Many people don’t realize how much it takes to get a surety bond and how vital they are. Businesses and individual professionals outside of the surety industry often do not know about their existence or understand what people do for a living in the risk management field. This article will take you through some interesting facts about this exciting business that you need to know.
What is a Surety?
A surety is a financial guarantee that promises to pay if someone fails to meet an obligation to another person, company, or government agency according to their agreement contract. A good example from many surety bond experts would be when someone enters into an agreement with the City of Fort Worth to pave certain roads and does not complete the project within the time frame laid out in their contract. In this case, the City would need to file a claim with the surety company who gave them a bond and it is up to the surety company to investigate and perform due diligence on both parties to determine how much of their bond will be used.
How are Surety Bonds Written?
Surety bonds are not meant to be an investment but that does not mean you should invest recklessly. When someone pays for a surety bond they are paying for peace of mind and protection against any possible consequences with their project or contracts so it is important to do everything in your power to pay as little as possible, yet still receive all the protection you need.
This can be done through different types of risk management tools such as applications, credit references, financial statements, prior projects, etc… If the client has previous experience then they will most likely have previous references that can verify their credibility and reliability when it comes to completing projects on time. There is a wide range of information and risk management tools that surety companies use to determine rates, but in the end, it all comes down to your credit score. Surety companies typically only deal with A-rated insurance companies when underwriting bonds so your credit score will greatly affect how much you pay for your surety bond.
How Long Does It Take To Get A Surety Bond?
Having a surety bond ready in a day shows that a company is efficient and effective at what they do, but typically bonding will take anywhere from 15 minutes to 3 days depending on the size of the contract and integrity of the contracting party. Having your documents turned around quickly can get you signed up and working within hours of getting your bid accepted by your client so you need to stay on top of things and be available when it comes time for underwriting. The last thing you want is to get the news that your bid was accepted and then have to wait for days on end because your surety company is backed up.
How To Find Surety Bonds For Your Business – Using An Agent Or Writing Their Own?
Surety companies are insured against claims whereas insurance companies are not. This means that if you are looking for a surety bond then you will want to go through a bond expert who will be able to answer any questions you may have regarding your project. They spend years honing their craft so they know what it takes to make things simple for you.
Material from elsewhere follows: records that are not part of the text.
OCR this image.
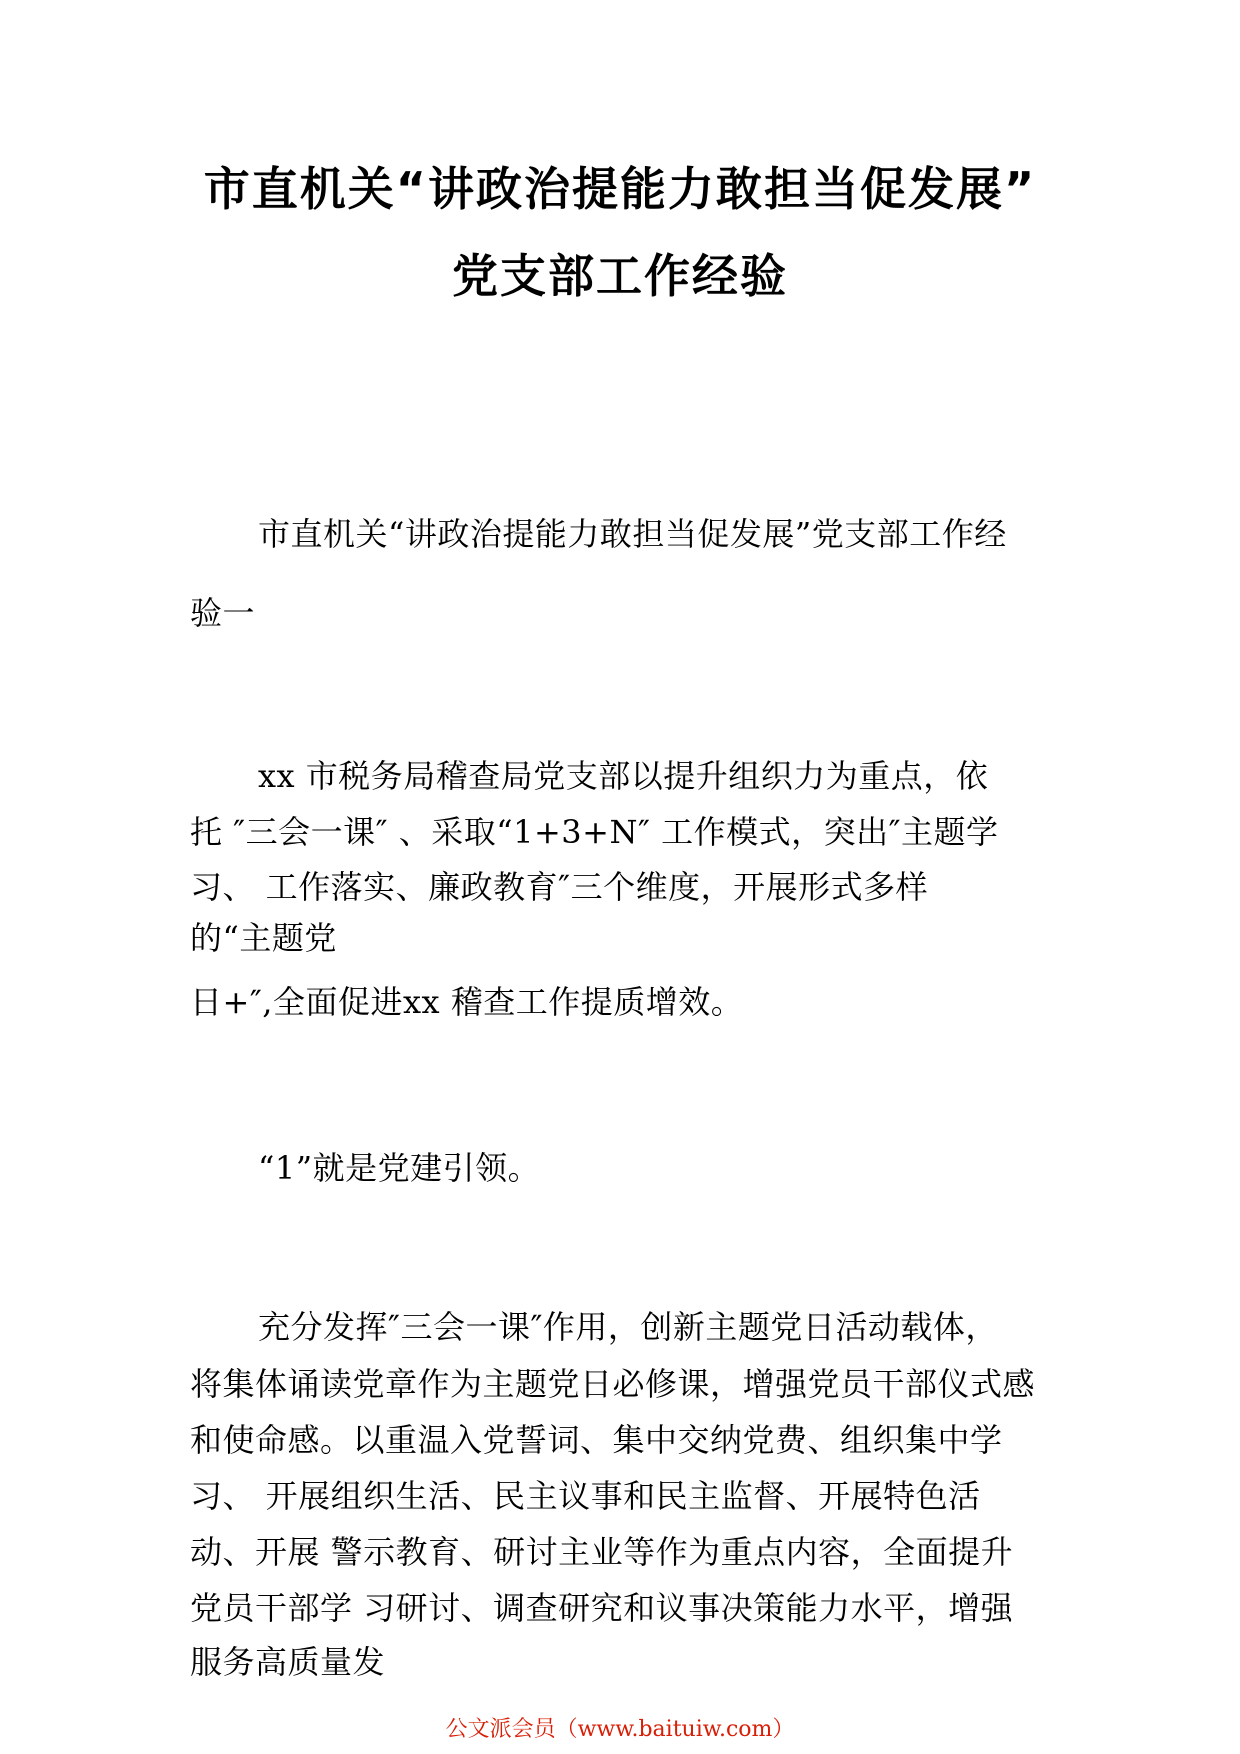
市直机关“讲政治提能力敢担当促发展”
党支部工作经验
市直机关“讲政治提能力敢担当促发展”党支部工作经
验一
xx 市税务局稽查局党支部以提升组织力为重点，依
托 ″三会一课″ 、采取“1+3+N″ 工作模式，突出″主题学
习、 工作落实、廉政教育″三个维度，开展形式多样
的“主题党
日+″,全面促进xx 稽查工作提质增效。
“1”就是党建引领。
充分发挥″三会一课″作用，创新主题党日活动载体，
将集体诵读党章作为主题党日必修课，增强党员干部仪式感
和使命感。以重温入党誓词、集中交纳党费、组织集中学
习、 开展组织生活、民主议事和民主监督、开展特色活
动、开展 警示教育、研讨主业等作为重点内容，全面提升
党员干部学 习研讨、调查研究和议事决策能力水平，增强
服务高质量发
公文派会员（www.baituiw.com）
Many small-time general contractors think that writing their own policy will save them money but in the long run, it will end up costing them more because the surety companies and agents know what they are doing and understand how to get you insured while saving costs where possible.
The agents make their money by charging a fee for their services which is oftentimes passed onto the client but this is done in a way that cuts out unnecessary spending so your rates will still be lower than if you wrote your own policy. Surety bonds can seem complicated at first due to all of the different variables that come into play when pricing them however an agent can help with any issues or questions you might have regarding anything from application information, percentage charges, etc… So do not try and go it alone because using a surety company is far more advantageous even though it may initially seem more expensive.
There are a number of factors that determine the rate at which you will be charged for your BIPD bond, but one thing is certain: if you do not have a high credit score then the rates will be high. Surety companies typically only work with A-rated insurance companies so your credit score will affect how much bonding you require as well as what type of contract you can secure. Having an agent help write your policy can greatly reduce costs and fees so it is highly recommended to go through an insurance company as opposed to writing your own policy as there are many different variables involved in pricing up a bond.